Do you have any ideas on how to overcome some of the challenges shown in the image?
Thoughts on Zero Bills
I’m (Alex) interested in Zero Bills homes. Zero Bills is Octopus Energy’s latest innovative energy plan. If you buy a new house that has the right combination of heat pump, battery and solar panels then it will be eligible for Octopus’s Zero Bills tariff, which, as its name implies, means you won’t get an energy bill for ten years.
It’s a bold position for Octopus to take although I’m not convinced that it’s quite as selfless as the Octopus rep we talked to would have us believe. I can see that there is risk involved in saying residents with the right kinds of houses will have no energy bills for ten years but Octopus and their technology business Kraken seem far too smart to take that risk without there being some hefty mitigations and pretty serious long term upsides.
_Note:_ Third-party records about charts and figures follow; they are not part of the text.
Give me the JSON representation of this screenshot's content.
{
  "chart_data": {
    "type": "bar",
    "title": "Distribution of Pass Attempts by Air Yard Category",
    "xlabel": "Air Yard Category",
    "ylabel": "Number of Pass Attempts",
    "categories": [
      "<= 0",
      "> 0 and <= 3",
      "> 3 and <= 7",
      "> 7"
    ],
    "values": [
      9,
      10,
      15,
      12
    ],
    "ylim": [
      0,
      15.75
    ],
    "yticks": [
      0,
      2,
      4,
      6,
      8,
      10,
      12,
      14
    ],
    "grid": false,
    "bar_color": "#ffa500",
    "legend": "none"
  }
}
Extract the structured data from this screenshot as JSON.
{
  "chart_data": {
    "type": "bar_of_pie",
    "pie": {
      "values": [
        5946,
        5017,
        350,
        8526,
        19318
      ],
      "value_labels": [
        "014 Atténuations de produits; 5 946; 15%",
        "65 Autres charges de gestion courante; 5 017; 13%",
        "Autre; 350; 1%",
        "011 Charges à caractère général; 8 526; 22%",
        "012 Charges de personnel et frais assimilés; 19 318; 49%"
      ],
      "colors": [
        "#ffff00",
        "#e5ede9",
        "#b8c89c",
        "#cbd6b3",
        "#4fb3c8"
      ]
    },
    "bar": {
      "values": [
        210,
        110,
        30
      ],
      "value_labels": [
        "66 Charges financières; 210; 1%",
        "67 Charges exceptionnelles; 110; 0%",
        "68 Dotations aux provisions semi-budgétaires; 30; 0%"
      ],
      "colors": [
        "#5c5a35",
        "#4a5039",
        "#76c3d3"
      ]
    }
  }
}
Last year we kicked off a project looking at the ethics of controlling tenants’ boilers remotely to reduce the likelihood of mould growth. It’s fundamentally an interesting philosophical challenge - you are removing autonomy and agency from tenants but making their houses safer as a result. Talking to one of the Directors at Octopus it sounded like they have fully embraced this removal of agency to make “Zero Bills” work. If you have that perfect combo of heat pump, battery and solar panels then you can rescind responsibility for scheduling your heating to Octopus in return for free heating and electricity for ten years. You can still adjust your thermostat as you normally would but the Kraken back office system uses this as a hint instead of a rule. Your heating might come on at 6am despite you requesting that it comes on at 7am because 6-7 is cheaper rate electricity. Octopus also retain the right to charge and discharge your battery whenever you like and to push energy back into the grid as and when they want.
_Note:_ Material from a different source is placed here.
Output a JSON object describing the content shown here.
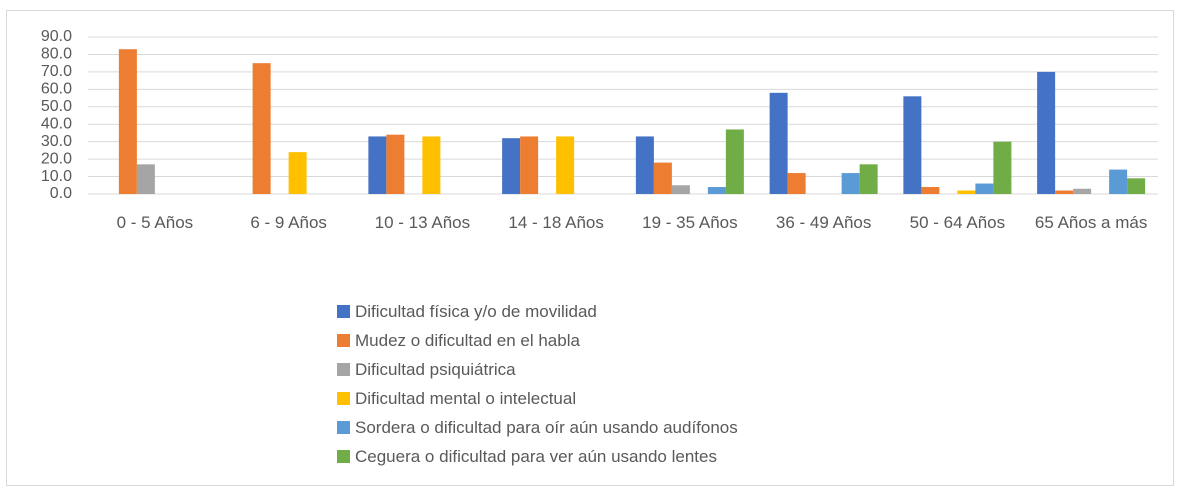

It sounds to me like they’ve decided to turn as many houses as they can into their own distributed mega battery. I want to be clear that I’m not saying that this is necessarily a bad thing - would a consumer ever really want to manage this process themselves? - but I do think it sounds like Octopus are onto a financial winner here.
For Housing Associations it seems like this could be a big win. With the cost of energy increasing at a frankly abhorrent rate many are leaving their heating off for longer leading to more damp and mould leading to more expensive repairs and refits. One of the questions the ethics project is looking at is who should pay for the heating if it is turned on remotely and that question goes immediately out the window if the house is a Zero Bills house. If the size of their stand at Housing 24 is anything to go by then Octopus think that this could be a big win for them too.
Outside the Housing sector, all this talk about the distribution of power generation has made me wonder whether every business will become a power business in the future. I know that several of Waterstons manufacturing clients are already planning and building their own local power plants and there seem to be businesses cropping up specifically to provide ‘power generation and management as a service’. It’s an interesting swing - if the major power companies are not going to commit to green power generation and are getting a bad rep with consumers then why not look at installing your own solar panels or sinking geothermal heating on your land?